I've written before about the grand old Warner Theater. Erected on Main Street in 1921, and originally called the Pantages Theatre, this 1,900-seat showplace was one of the largest and most popular movie palaces in town. If you think (with good reason) that the interior of The Orpheum is spectacular, from what I understand, the Warner was even more more lavish.
It was demolished in 1968 to make way for Commerce Square, which for years was the downtown home to the National Bank of Commerce, and later SunTrust.
This nighttime view of South Main Street — taken by an unknown photographer and discovered in a box of Kodachrome slides tucked away in the Lauderdale Library — shows the Warner Theatre in 1961. I know the date because that's when the movie Parrish, promoted on the theatre's stunning marquee, was showing. The drama starred Troy Donahue, Connie Stevens, and Claudette Colbert, and lobby cards proclaimed that it depicted "More Than a Boy ... But Not Yet a Man!"

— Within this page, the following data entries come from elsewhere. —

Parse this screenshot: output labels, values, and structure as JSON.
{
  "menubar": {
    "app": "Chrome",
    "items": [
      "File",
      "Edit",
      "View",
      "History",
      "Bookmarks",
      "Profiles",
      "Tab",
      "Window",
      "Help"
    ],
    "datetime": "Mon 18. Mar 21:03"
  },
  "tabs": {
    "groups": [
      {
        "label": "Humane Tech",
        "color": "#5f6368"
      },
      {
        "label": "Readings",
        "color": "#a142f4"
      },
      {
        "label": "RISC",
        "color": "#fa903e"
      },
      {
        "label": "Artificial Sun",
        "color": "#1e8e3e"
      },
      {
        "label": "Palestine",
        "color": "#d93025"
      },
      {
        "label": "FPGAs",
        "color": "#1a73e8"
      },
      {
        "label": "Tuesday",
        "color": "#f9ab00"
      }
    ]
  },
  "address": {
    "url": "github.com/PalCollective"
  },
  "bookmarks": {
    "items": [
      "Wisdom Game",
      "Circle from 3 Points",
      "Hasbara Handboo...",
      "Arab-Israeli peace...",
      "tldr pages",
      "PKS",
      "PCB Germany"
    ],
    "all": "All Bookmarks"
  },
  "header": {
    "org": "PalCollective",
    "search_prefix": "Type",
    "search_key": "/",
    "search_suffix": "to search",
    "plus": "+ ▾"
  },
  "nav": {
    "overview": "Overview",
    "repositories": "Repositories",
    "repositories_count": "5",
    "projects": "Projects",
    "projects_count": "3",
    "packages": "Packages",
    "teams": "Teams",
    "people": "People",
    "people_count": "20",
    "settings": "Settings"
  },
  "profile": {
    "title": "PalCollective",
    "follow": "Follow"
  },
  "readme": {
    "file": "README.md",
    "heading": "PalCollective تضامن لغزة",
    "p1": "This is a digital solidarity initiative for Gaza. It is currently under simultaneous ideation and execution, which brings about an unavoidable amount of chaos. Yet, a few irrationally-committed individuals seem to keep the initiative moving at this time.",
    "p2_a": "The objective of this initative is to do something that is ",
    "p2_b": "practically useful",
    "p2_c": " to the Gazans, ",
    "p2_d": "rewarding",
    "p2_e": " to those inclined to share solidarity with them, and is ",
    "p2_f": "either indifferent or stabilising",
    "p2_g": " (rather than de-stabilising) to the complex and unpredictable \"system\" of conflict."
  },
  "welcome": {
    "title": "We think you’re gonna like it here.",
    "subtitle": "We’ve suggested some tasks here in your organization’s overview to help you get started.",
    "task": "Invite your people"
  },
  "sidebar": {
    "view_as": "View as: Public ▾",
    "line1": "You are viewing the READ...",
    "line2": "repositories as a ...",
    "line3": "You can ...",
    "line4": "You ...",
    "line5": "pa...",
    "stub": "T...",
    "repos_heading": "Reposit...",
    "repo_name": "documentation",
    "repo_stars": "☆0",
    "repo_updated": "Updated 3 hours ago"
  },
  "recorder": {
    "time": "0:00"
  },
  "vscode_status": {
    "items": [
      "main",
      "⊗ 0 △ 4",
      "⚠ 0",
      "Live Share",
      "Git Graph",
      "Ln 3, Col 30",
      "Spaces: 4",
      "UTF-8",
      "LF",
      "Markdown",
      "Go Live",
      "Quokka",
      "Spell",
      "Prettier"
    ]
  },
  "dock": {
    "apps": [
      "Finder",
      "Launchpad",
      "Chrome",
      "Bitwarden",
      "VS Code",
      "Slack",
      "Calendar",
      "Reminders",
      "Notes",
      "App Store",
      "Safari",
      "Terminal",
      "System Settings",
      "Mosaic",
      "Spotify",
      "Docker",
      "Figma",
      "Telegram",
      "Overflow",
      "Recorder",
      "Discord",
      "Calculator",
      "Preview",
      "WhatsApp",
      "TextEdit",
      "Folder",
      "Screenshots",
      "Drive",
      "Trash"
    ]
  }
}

Oh, how many times that same phrase has been used to describe ME — usually by my team of psychiatrists. The pills they gave me just do no good at all.
There's wasn't much traffic on Main Street on this evening. Though the Warner is long gone, the old Lawrence Furniture building next door (originally constructed in the late 1800s as the Lemmon & Gale Building) is still standing on Main Street, as are many of the other structures dimly visible in the old photograph.